Nossas festas de casamento prolongavam-se por um mês inteiro, os tios e primos vinham do Rio e meus pais, muito hospitaleiros, cediam o próprio quarto para que eles ficassem com as crianças. Meu casamento foi um pretexto para que os tios viessem de férias para Belo Horizonte. Resolveram nos visitar na fazenda Florestal do SESC, próximo a Belo Horizonte, onde estávamos hospedados logo após o casamento. Colocaram a família inteira dentro do carro para fazer uma surpresa aos noivos, e nos encontraram debaixo de uma árvore, Luiz estudando e eu desenhando. Minha vida de casada começou assim, Luiz estudando e eu pintando. Quando saímos para a nossa viagem de lua de mel, estranhei o peso da mala do Luiz. Perguntei curiosa: “O que é que você está levando aí, tão pesado?” Ele então respondeu: “São livros de medicina, para eu fazer um concurso no Rio de Janeiro”. Respondi: “Então espere um pouco, vou buscar minhas tintas.” Toda a nossa vida transcorreu na maior tranquilidade, cada um seguindo a sua vocação profissional.
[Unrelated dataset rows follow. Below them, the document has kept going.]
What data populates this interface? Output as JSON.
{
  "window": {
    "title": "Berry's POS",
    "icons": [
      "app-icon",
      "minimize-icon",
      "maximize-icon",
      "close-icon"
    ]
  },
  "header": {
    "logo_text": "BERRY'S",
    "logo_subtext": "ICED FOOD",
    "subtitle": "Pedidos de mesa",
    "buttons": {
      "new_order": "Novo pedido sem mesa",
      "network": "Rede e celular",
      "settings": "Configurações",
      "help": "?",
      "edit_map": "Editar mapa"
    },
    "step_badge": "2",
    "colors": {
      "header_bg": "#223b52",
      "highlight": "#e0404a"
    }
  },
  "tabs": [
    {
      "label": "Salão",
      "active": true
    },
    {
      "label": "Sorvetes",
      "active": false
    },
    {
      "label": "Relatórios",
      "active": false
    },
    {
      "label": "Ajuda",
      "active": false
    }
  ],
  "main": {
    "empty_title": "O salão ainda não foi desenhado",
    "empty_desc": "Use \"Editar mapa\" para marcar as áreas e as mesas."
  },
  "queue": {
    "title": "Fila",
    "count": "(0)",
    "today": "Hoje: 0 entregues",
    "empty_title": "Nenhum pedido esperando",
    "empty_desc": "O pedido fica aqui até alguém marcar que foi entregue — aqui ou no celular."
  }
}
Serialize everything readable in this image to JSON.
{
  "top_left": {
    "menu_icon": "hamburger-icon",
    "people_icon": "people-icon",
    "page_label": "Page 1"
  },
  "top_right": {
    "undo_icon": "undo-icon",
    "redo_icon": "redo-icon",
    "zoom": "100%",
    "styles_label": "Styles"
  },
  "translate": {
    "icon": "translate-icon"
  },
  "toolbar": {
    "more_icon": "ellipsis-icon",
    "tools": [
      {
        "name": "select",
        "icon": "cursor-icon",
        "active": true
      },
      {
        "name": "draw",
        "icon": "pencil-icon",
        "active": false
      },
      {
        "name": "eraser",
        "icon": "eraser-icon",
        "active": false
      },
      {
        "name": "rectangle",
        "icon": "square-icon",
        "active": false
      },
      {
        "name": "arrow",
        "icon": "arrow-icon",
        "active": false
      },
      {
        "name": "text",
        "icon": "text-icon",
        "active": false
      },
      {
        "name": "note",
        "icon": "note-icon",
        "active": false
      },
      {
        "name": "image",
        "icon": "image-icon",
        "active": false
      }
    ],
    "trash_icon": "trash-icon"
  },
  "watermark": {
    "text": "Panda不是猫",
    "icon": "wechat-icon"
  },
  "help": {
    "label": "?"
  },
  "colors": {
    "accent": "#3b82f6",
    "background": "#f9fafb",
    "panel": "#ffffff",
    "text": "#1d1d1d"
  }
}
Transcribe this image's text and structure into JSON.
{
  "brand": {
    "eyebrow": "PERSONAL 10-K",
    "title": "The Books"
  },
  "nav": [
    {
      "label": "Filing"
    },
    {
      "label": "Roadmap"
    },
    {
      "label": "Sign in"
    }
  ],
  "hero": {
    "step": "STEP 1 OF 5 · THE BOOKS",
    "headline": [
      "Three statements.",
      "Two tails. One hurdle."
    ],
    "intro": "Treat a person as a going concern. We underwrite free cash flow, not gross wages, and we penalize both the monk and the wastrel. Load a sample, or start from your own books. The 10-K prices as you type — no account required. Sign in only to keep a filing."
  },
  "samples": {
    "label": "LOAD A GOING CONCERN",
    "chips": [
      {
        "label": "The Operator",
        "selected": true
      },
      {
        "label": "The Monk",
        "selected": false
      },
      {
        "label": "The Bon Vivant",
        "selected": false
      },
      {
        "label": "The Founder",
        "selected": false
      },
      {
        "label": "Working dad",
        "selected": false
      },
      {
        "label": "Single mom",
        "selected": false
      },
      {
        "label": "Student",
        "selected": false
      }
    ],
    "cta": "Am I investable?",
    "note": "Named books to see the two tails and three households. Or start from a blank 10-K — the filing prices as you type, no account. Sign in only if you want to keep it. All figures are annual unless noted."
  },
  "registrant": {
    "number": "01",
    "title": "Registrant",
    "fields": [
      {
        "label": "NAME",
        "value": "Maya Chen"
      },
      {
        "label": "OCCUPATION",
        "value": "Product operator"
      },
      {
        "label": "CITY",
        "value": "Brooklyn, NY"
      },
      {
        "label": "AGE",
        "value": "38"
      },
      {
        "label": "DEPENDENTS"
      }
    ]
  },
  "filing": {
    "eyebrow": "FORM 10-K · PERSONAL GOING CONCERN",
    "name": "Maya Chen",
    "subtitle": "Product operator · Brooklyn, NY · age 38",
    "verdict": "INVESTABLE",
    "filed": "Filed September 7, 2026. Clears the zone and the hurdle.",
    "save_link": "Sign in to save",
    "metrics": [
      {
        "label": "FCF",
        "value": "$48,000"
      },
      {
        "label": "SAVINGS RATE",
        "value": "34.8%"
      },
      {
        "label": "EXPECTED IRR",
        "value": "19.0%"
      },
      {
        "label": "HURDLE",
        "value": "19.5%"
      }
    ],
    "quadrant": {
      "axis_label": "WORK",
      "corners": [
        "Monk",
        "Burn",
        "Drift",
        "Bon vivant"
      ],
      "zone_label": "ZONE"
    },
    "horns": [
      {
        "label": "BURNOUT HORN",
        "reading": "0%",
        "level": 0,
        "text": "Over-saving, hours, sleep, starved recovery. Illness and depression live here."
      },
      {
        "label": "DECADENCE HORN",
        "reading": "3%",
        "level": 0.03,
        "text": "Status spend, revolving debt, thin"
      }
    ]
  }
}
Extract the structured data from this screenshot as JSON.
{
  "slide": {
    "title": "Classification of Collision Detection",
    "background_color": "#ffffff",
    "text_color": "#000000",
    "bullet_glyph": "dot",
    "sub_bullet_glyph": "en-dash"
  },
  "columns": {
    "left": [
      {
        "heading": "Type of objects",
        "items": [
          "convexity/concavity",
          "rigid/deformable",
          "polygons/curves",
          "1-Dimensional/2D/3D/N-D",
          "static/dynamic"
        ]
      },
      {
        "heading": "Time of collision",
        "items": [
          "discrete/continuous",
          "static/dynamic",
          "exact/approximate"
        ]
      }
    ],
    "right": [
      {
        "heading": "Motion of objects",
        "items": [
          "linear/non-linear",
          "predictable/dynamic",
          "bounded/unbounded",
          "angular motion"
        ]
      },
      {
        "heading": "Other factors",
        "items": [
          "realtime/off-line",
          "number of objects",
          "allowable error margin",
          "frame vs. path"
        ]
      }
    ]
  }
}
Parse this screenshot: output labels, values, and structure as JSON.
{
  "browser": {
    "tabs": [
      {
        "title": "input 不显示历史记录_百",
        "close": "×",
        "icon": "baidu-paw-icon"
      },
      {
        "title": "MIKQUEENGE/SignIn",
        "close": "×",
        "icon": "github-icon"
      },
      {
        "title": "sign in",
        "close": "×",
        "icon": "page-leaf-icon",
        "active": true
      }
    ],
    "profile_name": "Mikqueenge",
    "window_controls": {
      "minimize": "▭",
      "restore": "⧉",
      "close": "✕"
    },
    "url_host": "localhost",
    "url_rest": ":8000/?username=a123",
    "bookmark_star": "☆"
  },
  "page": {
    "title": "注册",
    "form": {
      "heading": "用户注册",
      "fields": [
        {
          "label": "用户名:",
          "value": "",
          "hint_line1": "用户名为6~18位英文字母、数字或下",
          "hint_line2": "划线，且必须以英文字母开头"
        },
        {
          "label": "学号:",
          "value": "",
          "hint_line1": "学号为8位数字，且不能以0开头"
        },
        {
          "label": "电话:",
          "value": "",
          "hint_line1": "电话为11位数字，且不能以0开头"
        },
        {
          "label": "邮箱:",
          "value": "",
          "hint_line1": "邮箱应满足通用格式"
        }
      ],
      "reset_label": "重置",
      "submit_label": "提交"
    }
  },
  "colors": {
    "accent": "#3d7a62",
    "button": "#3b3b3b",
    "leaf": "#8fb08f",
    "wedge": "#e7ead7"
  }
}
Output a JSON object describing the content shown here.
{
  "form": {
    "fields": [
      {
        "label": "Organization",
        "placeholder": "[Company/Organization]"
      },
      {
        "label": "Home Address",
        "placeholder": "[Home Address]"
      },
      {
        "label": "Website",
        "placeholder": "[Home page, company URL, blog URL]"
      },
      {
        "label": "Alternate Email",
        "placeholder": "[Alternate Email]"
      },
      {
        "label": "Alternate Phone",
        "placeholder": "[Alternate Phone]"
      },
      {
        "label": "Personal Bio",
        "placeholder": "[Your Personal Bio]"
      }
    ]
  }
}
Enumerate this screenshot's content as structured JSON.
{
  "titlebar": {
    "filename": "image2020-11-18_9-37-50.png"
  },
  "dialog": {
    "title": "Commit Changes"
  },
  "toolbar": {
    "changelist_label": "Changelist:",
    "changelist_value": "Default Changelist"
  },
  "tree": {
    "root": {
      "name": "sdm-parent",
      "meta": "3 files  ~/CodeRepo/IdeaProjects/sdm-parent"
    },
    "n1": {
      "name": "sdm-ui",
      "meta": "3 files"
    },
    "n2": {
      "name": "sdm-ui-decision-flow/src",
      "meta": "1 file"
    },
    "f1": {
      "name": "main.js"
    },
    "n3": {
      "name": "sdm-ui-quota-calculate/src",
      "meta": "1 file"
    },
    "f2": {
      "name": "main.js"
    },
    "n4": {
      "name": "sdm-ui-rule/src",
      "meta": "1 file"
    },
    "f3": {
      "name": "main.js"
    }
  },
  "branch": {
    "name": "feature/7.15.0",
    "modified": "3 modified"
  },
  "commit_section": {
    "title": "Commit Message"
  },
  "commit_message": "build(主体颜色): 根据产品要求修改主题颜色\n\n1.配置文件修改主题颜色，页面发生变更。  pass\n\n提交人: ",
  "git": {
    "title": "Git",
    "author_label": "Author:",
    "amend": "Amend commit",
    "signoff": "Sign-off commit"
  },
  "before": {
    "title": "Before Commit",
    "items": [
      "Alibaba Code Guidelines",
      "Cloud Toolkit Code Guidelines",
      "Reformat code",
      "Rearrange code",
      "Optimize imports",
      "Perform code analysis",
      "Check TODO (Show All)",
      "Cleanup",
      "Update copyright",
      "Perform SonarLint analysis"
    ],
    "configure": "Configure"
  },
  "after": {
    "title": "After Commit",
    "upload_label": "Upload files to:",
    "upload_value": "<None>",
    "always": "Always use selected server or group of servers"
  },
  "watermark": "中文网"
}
Luiz gostava de preparar as telas, vestia avental de médico e não deixava ninguém preparar, tinha de ser ele.

Lembro-me de Isaura e Bárbara as duas moravam na favela do Pindura Saia e eram empregadas de mamãe. Eram ótimas cozinheiras, falavam demais e bebiam mais ainda. Papai comprava sacos de arroz e feijão num empório na rua Espírito Santo. Fazia doações de parte da mercadoria para as famílias pobres, e as duas empregadas levavam uma boa parte para a favela. A Bárbara contava: “Quando vamos fazer nossa comidinha em nossa casa na favela, o povo corre para nos visitar. A casa enche de gente e temos de repartir com todos. Os vizinhos percebiam pelo cheiro: Estão fritando toucinho na casa da Bárbara...”

Eu tinha 18 anos e ganhei um prêmio no Rio com um retrato da Isaura, um desenho em pastel. Era meu primeiro prêmio e hoje não está comigo, dei-o para a própria Isaura. Lembro-me de um jornal do Rio que noticiou: “Tem caráter, fala, a portuguesa da Senhorita Maria Helena.”